Jack Nelson-Pallmeyer inspires a new group: Minnesota Peace Project


“Does everyone know the R.E.M. song ‘It’s the End of the World As We Know It’?” asked University of St. Thomas Justice and Peace Studies professor Jack Nelson-Pallmeyer, who recently challenged Norm Coleman and Al Franken for a seat in the U.S. Senate. “Well,” he said, “we are experiencing it right now, and the question is: can we come out okay on the other side?”

Nelson-Pallmeyer posed this question to about 40 peace activists gathered at the Minnesota Peace Project’s kickoff meeting Saturday, April 18 at Holy Trinity Lutheran Church in Minneapolis. Continuing in his speech, Nelson-Pallmeyer asserted, “The world has to end as we know it, and the United States needs to fundamentally reassess its policies.”

The Minnesota Peace Project, a newly formed coalition of peace activists, hopes to generate change in the federal government’s foreign policies by lobbying legislators. Roxanne Abbas, the district organizer responsible for contact with Senator Amy Klobuchar, explained, “We hope that our relationships and the information and the perspectives we provide them will have an influence on their thinking and their voting on issues of foreign policy.”

The group is calling their platform a “Peace Agenda.” Some of the items on the agenda concern the Cluster Bomb Treaty, the missile defense system, Guantanamo Bay, the Israel-Palestine conflict, withdrawal of troops from Iraq and Afghanistan, and the Nuclear Nonproliferation Treaty. The document was drafted by Jack Nelson-Pallmeyer and stemmed from a speech he wrote in December of 2008. Abbas explained that the idea for the group had arisen around that time, and she said, “When I got a hold of a digital copy [of Nelson-Pallmeyer’s speech] and read it, I said, ‘That’s our platform; that’s our agenda!’”

One issue that Nelson-Pallmeyer focused on in his speech at the April 18 kickoff meeting is the agenda’s proposal to “cut global military spending by 50% and redirect these funds to address climate change and global poverty.”

Nelson-Pallmeyer stressed the importance of this goal, especially in the face of the current economic crisis. “We’re living in an empire in serious, rapid decline,” he said. “The United States has no economic capacity to maintain its military presence as it is now. There should be a mass movement to demand lessened military spending.”

This issue of militarism and our country’s reliance on force, Nelson-Pallmeyer emphasized, lies at the heart of the Minnesota Peace Project’s concerns. According to the Peace Agenda, the group hopes to garner support for a “cabinet-level Department of Peace to teach and implement effective mediation and conflict resolution skills that build peace and prevent violence and armed conflict.”
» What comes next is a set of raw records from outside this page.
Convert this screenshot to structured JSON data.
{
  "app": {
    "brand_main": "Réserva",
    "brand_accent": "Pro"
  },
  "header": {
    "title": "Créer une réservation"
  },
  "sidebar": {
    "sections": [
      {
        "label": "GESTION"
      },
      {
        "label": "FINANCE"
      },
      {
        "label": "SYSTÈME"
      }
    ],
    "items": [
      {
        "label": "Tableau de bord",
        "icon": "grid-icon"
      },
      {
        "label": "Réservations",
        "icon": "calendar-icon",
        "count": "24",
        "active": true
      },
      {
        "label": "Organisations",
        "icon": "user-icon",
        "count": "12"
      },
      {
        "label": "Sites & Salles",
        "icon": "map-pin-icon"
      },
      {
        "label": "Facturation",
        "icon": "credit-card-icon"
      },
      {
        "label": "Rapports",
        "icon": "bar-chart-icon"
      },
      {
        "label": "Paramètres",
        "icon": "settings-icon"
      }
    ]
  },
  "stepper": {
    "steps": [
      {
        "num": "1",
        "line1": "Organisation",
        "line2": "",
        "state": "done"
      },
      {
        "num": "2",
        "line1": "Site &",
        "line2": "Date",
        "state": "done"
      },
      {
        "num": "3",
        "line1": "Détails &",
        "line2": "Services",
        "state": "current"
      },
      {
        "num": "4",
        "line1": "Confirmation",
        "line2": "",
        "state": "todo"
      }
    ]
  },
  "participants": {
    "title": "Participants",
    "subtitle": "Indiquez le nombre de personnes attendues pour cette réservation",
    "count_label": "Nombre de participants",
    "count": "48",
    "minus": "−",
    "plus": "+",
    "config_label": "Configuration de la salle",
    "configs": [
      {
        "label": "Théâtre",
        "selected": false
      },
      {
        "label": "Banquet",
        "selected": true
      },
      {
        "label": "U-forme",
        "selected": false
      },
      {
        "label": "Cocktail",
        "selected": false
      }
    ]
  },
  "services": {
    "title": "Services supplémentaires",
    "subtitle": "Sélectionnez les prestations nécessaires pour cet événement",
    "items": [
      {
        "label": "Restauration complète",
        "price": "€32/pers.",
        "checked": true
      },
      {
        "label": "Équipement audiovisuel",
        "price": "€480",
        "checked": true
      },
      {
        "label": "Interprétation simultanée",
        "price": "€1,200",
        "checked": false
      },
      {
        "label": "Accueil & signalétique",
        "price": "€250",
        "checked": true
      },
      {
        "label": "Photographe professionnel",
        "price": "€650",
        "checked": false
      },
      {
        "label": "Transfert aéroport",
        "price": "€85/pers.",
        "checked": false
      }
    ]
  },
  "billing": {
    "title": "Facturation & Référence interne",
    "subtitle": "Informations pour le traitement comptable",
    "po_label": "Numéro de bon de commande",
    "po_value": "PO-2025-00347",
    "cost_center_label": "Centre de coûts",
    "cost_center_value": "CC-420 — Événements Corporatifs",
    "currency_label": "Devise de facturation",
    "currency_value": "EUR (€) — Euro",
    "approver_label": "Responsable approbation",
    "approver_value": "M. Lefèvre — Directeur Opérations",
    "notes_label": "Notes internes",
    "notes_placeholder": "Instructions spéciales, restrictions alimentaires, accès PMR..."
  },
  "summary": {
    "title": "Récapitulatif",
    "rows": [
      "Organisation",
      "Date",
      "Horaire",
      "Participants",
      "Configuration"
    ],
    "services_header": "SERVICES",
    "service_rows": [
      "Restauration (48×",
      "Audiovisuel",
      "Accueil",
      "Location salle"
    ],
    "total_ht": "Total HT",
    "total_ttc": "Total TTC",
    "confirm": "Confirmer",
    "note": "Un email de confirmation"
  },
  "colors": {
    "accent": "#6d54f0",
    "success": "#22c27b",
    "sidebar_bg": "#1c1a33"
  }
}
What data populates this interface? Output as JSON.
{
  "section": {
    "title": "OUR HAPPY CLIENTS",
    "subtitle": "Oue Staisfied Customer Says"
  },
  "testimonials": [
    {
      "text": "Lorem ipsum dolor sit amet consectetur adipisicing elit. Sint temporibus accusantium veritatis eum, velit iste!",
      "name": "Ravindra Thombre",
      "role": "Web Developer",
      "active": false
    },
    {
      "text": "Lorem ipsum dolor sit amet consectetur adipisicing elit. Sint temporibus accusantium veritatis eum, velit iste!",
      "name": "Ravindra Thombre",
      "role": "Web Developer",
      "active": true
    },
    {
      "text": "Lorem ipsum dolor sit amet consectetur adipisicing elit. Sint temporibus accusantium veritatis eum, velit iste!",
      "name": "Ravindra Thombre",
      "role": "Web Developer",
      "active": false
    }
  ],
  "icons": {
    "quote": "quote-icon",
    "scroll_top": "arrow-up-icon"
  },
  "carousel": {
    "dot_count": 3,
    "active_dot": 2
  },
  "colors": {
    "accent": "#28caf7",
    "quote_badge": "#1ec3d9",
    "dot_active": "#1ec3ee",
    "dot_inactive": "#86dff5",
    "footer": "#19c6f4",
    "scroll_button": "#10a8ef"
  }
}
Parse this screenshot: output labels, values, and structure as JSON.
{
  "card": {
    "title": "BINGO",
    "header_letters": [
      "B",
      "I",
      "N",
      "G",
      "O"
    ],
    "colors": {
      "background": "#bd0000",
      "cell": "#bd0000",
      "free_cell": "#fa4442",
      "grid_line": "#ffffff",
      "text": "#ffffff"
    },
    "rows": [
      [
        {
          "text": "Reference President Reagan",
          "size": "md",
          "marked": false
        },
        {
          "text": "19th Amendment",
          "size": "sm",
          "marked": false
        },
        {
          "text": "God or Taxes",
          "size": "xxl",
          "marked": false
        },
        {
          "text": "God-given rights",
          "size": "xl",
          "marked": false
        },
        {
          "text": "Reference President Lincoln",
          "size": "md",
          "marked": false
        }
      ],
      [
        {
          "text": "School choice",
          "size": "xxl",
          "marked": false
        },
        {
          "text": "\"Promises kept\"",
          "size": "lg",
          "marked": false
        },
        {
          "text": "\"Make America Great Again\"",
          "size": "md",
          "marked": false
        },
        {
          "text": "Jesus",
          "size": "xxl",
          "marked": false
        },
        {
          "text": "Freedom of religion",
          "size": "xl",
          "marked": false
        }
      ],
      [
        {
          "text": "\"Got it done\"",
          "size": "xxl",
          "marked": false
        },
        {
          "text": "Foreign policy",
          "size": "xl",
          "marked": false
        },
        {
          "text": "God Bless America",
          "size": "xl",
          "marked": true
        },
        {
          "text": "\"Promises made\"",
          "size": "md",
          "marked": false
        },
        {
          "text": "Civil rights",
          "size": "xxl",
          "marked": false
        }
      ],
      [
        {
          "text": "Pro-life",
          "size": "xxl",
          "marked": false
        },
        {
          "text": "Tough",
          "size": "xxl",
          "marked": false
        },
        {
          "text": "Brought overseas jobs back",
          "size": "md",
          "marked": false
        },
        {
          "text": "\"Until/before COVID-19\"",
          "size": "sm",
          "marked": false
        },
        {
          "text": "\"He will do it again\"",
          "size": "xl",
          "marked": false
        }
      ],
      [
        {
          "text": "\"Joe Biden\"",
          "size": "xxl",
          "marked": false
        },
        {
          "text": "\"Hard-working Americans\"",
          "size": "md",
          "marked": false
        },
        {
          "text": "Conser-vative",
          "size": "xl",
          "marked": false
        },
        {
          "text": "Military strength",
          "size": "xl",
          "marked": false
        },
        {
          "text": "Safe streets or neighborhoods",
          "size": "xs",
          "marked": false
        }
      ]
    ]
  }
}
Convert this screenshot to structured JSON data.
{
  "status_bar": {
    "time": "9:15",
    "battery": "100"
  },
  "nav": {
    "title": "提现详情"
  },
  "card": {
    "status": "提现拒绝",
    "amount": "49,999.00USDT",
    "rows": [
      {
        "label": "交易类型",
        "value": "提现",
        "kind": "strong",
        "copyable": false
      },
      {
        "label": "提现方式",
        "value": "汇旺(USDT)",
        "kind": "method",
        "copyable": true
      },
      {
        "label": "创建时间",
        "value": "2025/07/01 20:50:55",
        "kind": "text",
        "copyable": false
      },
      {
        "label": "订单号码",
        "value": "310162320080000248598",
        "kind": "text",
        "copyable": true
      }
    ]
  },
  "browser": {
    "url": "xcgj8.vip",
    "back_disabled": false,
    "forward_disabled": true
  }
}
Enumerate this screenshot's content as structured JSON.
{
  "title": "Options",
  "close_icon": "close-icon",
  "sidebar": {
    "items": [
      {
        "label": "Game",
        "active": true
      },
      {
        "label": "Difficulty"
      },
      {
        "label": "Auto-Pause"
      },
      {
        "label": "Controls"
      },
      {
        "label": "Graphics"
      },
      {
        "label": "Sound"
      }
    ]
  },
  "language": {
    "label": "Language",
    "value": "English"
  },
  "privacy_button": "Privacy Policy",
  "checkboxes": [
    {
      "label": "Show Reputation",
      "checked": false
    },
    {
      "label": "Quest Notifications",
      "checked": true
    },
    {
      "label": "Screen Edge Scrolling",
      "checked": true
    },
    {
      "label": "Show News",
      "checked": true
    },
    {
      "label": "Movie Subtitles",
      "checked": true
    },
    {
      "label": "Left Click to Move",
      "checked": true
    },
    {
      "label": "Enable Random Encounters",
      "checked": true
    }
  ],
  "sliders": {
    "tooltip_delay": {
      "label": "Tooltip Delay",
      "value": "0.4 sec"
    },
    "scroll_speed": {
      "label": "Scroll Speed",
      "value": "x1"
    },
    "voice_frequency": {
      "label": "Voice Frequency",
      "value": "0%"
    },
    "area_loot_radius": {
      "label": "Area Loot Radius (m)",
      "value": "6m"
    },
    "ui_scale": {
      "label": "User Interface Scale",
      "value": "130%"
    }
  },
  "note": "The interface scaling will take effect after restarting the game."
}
“If we are able to change politics as usual,” said Nelson-Pallmeyer, “I really think there is a body politic out there ready to be galvanized for a more hopeful vision.”

Divided into congressional districts, members of the MPP will focus on pitching the group’s agenda to their respective members of Congress. “There’s a team in each congressional district and most have had at least one meeting maybe more with a Congress person or a staff person where they delivered a copy of the Peace Agenda and invited them to our kickoff meeting,” Abbas said.

So far, there have only been a few responses from legislators. Alison Harris, Congressman Keith Ellison’s aide, was present at the meeting to read a letter of congratulations from Ellison and answer any questions in Ellison’s stead. A letter of congratulations was also sent to the group by Congressman Tim Walz and read aloud by a member of the group. Congresswoman Betty McCollum’s Chief of Staff Zach Rodvold specifically addressed several items on the Peace Agenda in a speech he prepared in accordance with McCollum’s stances on each issue.

The problems of “politics as usual,” however, did seem to be stirring up some frustration within the group. Many members pelted Alison Harris and Zach Rodvold with questions concerning how best to get through to their Congress members. They told Harris and Rodvold that if they could only get straight answers from Congress members concerning their stances on each of the items on the Peace Agenda, the letters and phone calls directed at their offices would greatly decrease. Both Harris and Rodvold stressed that they, their offices, and their representatives would continue do their best to address the group’s questions as quickly and thoroughly as possible.

Roxanne Abbas explained that during the morning portion of the meeting, the members split into their congressional groups and, through role-playing, practiced bringing the issues on the Peace Agenda to their Congress member.

“There was tremendous energy in the group,” she said, “and a lot of ideas were generated—not all pointing in the same direction, but that’s probably true of all fledgling organizations.”

One thing the fledgling group hopes to work on is bolstering its membership, both in terms of number and variety. Many of the members at the kickoff meeting were in their fifties or older, and Abbas joked that “there was probably more gray hair in that group than any other color.”

Abbas hopes to one day partner with other peace organizations, and possibly youth peace organizations. “We want people to know that this isn’t a senior citizens’ group exclusively,” she said, laughing.